Correctness: The method and the empirical methodology seem to be correct.

Clarity: The paper lacks of clarity in many parts. Specifically, in section 3, where the authors introduce their main contribution, the paragraphs are not well-structured and the statements are vague both contextually and syntactically.

Relation to Prior Work: It is clear how the proposed approach differs from previous methods.

Reproducibility: Yes

Additional Feedback: ========Edit After Author's Response=========== I would like to thank the authors for addressing a number of my concerns, however, the response did not change my opinion. In my view, this is a decent paper, but I still think that the paper lacks clarity about a number of technical details and I would like to see more experimental results (even on synthetic datasets to verify the theoretical results).


Review 3

Summary and Contributions: This paper proposes Distance Encoding, a simple yet effective way to enhance the representation power of GNNs by augmenting node features or controlling message passing via pairwise distance. Using node distance to augment GNNs breaks the symmetry among nodes, while without losing the inductive ability of GNNs as compared to those approaches using node identifiers. The paper theoretically shows that almost all r-regular graphs can be distinguished by Distance Encoding where traditional 1-WL and GNNs fail. It also gives a limitation result saying Distance Encoding cannot handle distance regular graphs. The empirical results on node/link/triangle prediction demonstrate better results than baselines.

Strengths: The theoretical analysis is sound and convincing. The method proposed is simple yet effective. The paper is very relevant to the NeurIPS community.
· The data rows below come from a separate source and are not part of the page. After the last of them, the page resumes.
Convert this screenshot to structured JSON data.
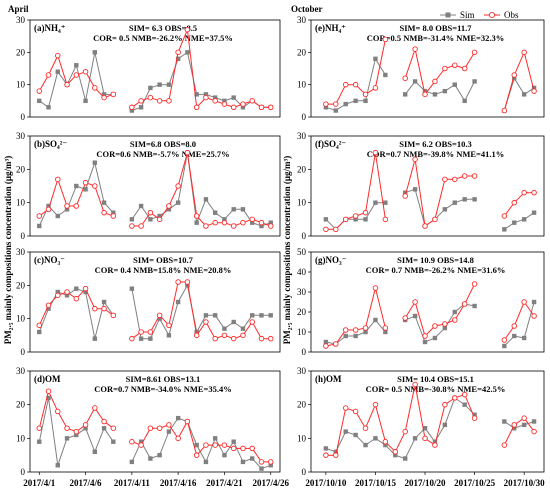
{
  "months": {
    "left": "April",
    "right": "October"
  },
  "legend": {
    "sim": "Sim",
    "obs": "Obs"
  },
  "ylabels": {
    "left": "PM",
    "right": "PM"
  },
  "ylabel_text": "PM₂.₅ mainly compositions concentration (μg/m³)",
  "xticks": {
    "left": [
      "2017/4/1",
      "2017/4/6",
      "2017/4/11",
      "2017/4/16",
      "2017/4/21",
      "2017/4/26"
    ],
    "right": [
      "2017/10/10",
      "2017/10/15",
      "2017/10/20",
      "2017/10/25",
      "2017/10/30"
    ]
  },
  "chart_data": [
    {
      "type": "line",
      "id": "a",
      "column": "left",
      "label": "(a)NH₄⁺",
      "stats1": "SIM= 6.3 OBS=8.5",
      "stats2": "COR= 0.5 NMB=-26.2% NME=37.5%",
      "ylim": [
        0,
        30
      ],
      "yticks": [
        0,
        10,
        20,
        30
      ],
      "x": [
        1,
        2,
        3,
        4,
        5,
        6,
        7,
        8,
        9,
        11,
        12,
        13,
        14,
        15,
        16,
        17,
        18,
        19,
        20,
        21,
        22,
        23,
        24,
        25,
        26
      ],
      "series": [
        {
          "name": "Sim",
          "values": [
            5,
            3,
            14,
            10,
            16,
            5,
            20,
            7,
            7,
            2,
            3,
            9,
            10,
            10,
            18,
            20,
            7,
            7,
            6,
            5,
            6,
            3,
            5,
            3,
            3
          ]
        },
        {
          "name": "Obs",
          "values": [
            8,
            13,
            19,
            10,
            13,
            14,
            9,
            6,
            7,
            3,
            5,
            6,
            5,
            5,
            20,
            27,
            3,
            6,
            5,
            4,
            3,
            4,
            5,
            3,
            3
          ]
        }
      ]
    },
    {
      "type": "line",
      "id": "b",
      "column": "left",
      "label": "(b)SO₄²⁻",
      "stats1": "SIM=6.8 OBS=8.0",
      "stats2": "COR=0.6 NMB=-5.7% NME=25.7%",
      "ylim": [
        0,
        30
      ],
      "yticks": [
        0,
        10,
        20,
        30
      ],
      "x": [
        1,
        2,
        3,
        4,
        5,
        6,
        7,
        8,
        9,
        11,
        12,
        13,
        14,
        15,
        16,
        17,
        18,
        19,
        20,
        21,
        22,
        23,
        24,
        25,
        26
      ],
      "series": [
        {
          "name": "Sim",
          "values": [
            3,
            9,
            6,
            8,
            15,
            14,
            22,
            10,
            7,
            5,
            9,
            5,
            6,
            8,
            10,
            25,
            4,
            11,
            7,
            5,
            8,
            8,
            4,
            3,
            4
          ]
        },
        {
          "name": "Obs",
          "values": [
            6,
            8,
            17,
            9,
            9,
            16,
            15,
            7,
            6,
            3,
            3,
            7,
            5,
            9,
            15,
            25,
            6,
            3,
            4,
            4,
            3,
            4,
            5,
            4,
            3
          ]
        }
      ]
    },
    {
      "type": "line",
      "id": "c",
      "column": "left",
      "label": "(c)NO₃⁻",
      "stats1": "SIM= OBS=10.7",
      "stats2": "COR= 0.4 NMB=15.8% NME=20.8%",
      "ylim": [
        0,
        30
      ],
      "yticks": [
        0,
        10,
        20,
        30
      ],
      "x": [
        1,
        2,
        3,
        4,
        5,
        6,
        7,
        8,
        9,
        11,
        12,
        13,
        14,
        15,
        16,
        17,
        18,
        19,
        20,
        21,
        22,
        23,
        24,
        25,
        26
      ],
      "series": [
        {
          "name": "Sim",
          "values": [
            6,
            13,
            18,
            17,
            19,
            18,
            4,
            15,
            11,
            19,
            4,
            4,
            10,
            5,
            15,
            20,
            6,
            11,
            11,
            7,
            9,
            7,
            11,
            11,
            11
          ]
        },
        {
          "name": "Obs",
          "values": [
            8,
            14,
            17,
            18,
            16,
            19,
            13,
            13,
            11,
            4,
            6,
            6,
            11,
            8,
            21,
            21,
            5,
            9,
            4,
            5,
            4,
            5,
            9,
            4,
            4
          ]
        }
      ]
    },
    {
      "type": "line",
      "id": "d",
      "column": "left",
      "label": "(d)OM",
      "stats1": "SIM=8.61 OBS=13.1",
      "stats2": "COR=0.7 NMB=-34.0% NME=35.4%",
      "ylim": [
        0,
        30
      ],
      "yticks": [
        0,
        10,
        20,
        30
      ],
      "x": [
        1,
        2,
        3,
        4,
        5,
        6,
        7,
        8,
        9,
        11,
        12,
        13,
        14,
        15,
        16,
        17,
        18,
        19,
        20,
        21,
        22,
        23,
        24,
        25,
        26
      ],
      "series": [
        {
          "name": "Sim",
          "values": [
            9,
            22,
            2,
            10,
            11,
            13,
            6,
            13,
            9,
            3,
            9,
            4,
            5,
            12,
            16,
            15,
            8,
            3,
            10,
            5,
            9,
            3,
            4,
            1,
            2
          ]
        },
        {
          "name": "Obs",
          "values": [
            13,
            24,
            18,
            13,
            12,
            14,
            19,
            15,
            13,
            9,
            8,
            13,
            13,
            14,
            10,
            15,
            5,
            8,
            8,
            8,
            7,
            7,
            7,
            3,
            3
          ]
        }
      ]
    },
    {
      "type": "line",
      "id": "e",
      "column": "right",
      "label": "(e)NH₄⁺",
      "stats1": "SIM= 8.0 OBS=11.7",
      "stats2": "COR=0.5 NMB=-31.4% NME=32.3%",
      "ylim": [
        0,
        30
      ],
      "yticks": [
        0,
        10,
        20,
        30
      ],
      "x": [
        10,
        11,
        12,
        13,
        14,
        15,
        16,
        18,
        19,
        20,
        21,
        22,
        23,
        24,
        25,
        28,
        29,
        30,
        31
      ],
      "series": [
        {
          "name": "Sim",
          "values": [
            3,
            2,
            4,
            5,
            5,
            18,
            13,
            7,
            11,
            8,
            7,
            8,
            10,
            5,
            11,
            2,
            12,
            7,
            9
          ]
        },
        {
          "name": "Obs",
          "values": [
            4,
            4,
            10,
            10,
            7,
            9,
            24,
            12,
            21,
            7,
            11,
            15,
            16,
            15,
            20,
            2,
            13,
            20,
            8
          ]
        }
      ]
    },
    {
      "type": "line",
      "id": "f",
      "column": "right",
      "label": "(f)SO₄²⁻",
      "stats1": "SIM= 6.2 OBS=10.3",
      "stats2": "COR=0.7 NMB=-39.8% NME=41.1%",
      "ylim": [
        0,
        30
      ],
      "yticks": [
        0,
        10,
        20,
        30
      ],
      "x": [
        10,
        11,
        12,
        13,
        14,
        15,
        16,
        18,
        19,
        20,
        21,
        22,
        23,
        24,
        25,
        28,
        29,
        30,
        31
      ],
      "series": [
        {
          "name": "Sim",
          "values": [
            5,
            2,
            5,
            5,
            5,
            10,
            10,
            13,
            14,
            3,
            5,
            8,
            10,
            11,
            11,
            2,
            4,
            5,
            7
          ]
        },
        {
          "name": "Obs",
          "values": [
            2,
            2,
            5,
            6,
            7,
            25,
            5,
            12,
            23,
            3,
            5,
            17,
            17,
            18,
            18,
            6,
            10,
            13,
            13
          ]
        }
      ]
    },
    {
      "type": "line",
      "id": "g",
      "column": "right",
      "label": "(g)NO₃⁻",
      "stats1": "SIM= 10.9 OBS=14.8",
      "stats2": "COR= 0.7 NMB=-26.2% NME=31.6%",
      "ylim": [
        0,
        50
      ],
      "yticks": [
        0,
        10,
        20,
        30,
        40,
        50
      ],
      "x": [
        10,
        11,
        12,
        13,
        14,
        15,
        16,
        18,
        19,
        20,
        21,
        22,
        23,
        24,
        25,
        28,
        29,
        30,
        31
      ],
      "series": [
        {
          "name": "Sim",
          "values": [
            5,
            4,
            8,
            8,
            10,
            16,
            10,
            16,
            18,
            5,
            7,
            12,
            20,
            24,
            23,
            3,
            8,
            7,
            25
          ]
        },
        {
          "name": "Obs",
          "values": [
            3,
            4,
            11,
            11,
            12,
            32,
            12,
            17,
            25,
            8,
            13,
            14,
            16,
            24,
            34,
            6,
            13,
            25,
            18
          ]
        }
      ]
    },
    {
      "type": "line",
      "id": "h",
      "column": "right",
      "label": "(h)OM",
      "stats1": "SIM= 10.4 OBS=15.1",
      "stats2": "COR= 0.5 NMB=-30.8% NME=42.5%",
      "ylim": [
        0,
        30
      ],
      "yticks": [
        0,
        10,
        20,
        30
      ],
      "x": [
        10,
        11,
        12,
        13,
        14,
        15,
        16,
        17,
        18,
        19,
        20,
        21,
        22,
        23,
        24,
        25,
        28,
        29,
        30,
        31
      ],
      "series": [
        {
          "name": "Sim",
          "values": [
            7,
            6,
            12,
            11,
            8,
            10,
            8,
            5,
            4,
            10,
            13,
            9,
            14,
            22,
            20,
            17,
            15,
            13,
            14,
            15
          ]
        },
        {
          "name": "Obs",
          "values": [
            5,
            5,
            19,
            18,
            13,
            20,
            9,
            6,
            12,
            26,
            10,
            8,
            20,
            22,
            23,
            16,
            8,
            14,
            16,
            12
          ]
        }
      ]
    }
  ]
}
Weaknesses: The theoretical analysis only shows Distance Encoding's better representation power than 1-WL on regular graphs. Although regular graphs are one major type of counter-examples for 1-WL, it is beneficial to discuss or analyze Distance Encoding's power for general graphs. The empirical evaluation on node classification does not use standard benchmark datasets. It is reasonable that Distance Encoding improves over GNNs on feature-less graphs. Is it also useful for graphs with rich features?

Correctness: The claims and method look correct to me, though I didn't check the full proofs. The empirical methodology is in a fair setting.

Clarity: The paper is generally well written, though it can be improved by introducing the core idea earlier. The main idea of Distance Encoding doesn't become clear until page 4. Too many preliminaries precede the main topic. Theorems 2.6 and 2.7 also look a bit straightforward (they both directly generalize theorems in existing works such as GIN), while taking a lot of space.

Relation to Prior Work: Yes. The paper discusses its relations to 1-WL, WLGNN, SEAL, PGNN, etc. very well.

Reproducibility: Yes

Additional Feedback: Can Distance Encoding also enhance 2-WL and higher-order GNNs? ------------------------------------------ After rebuttal: I would like the authors to know that the reviewers and meta-reviewer discussed this paper extensively on its strengths, weaknesses, and areas of improvements. We finally reached a concensus that the paper indeed makes excellent technical contributions while the writing should be improved a lot. My suggestions on writing are: 1) Discuss the differences between DE and node subset conditioning (raised by R1). Explicitly point out DE incorporates the annotation trick and is more powerful than node conditioning (the author response did a good job). Point out that node conditioning is also more powerful than WL (i.e., DE > node conditioning > 1WL). 2) Clarify the contribution is on characterizing DE mathematically, not proposing DE. This can be done by putting the discussions of prior work using DE (such as SEAL and PGNN) from Section 4 to Introduction.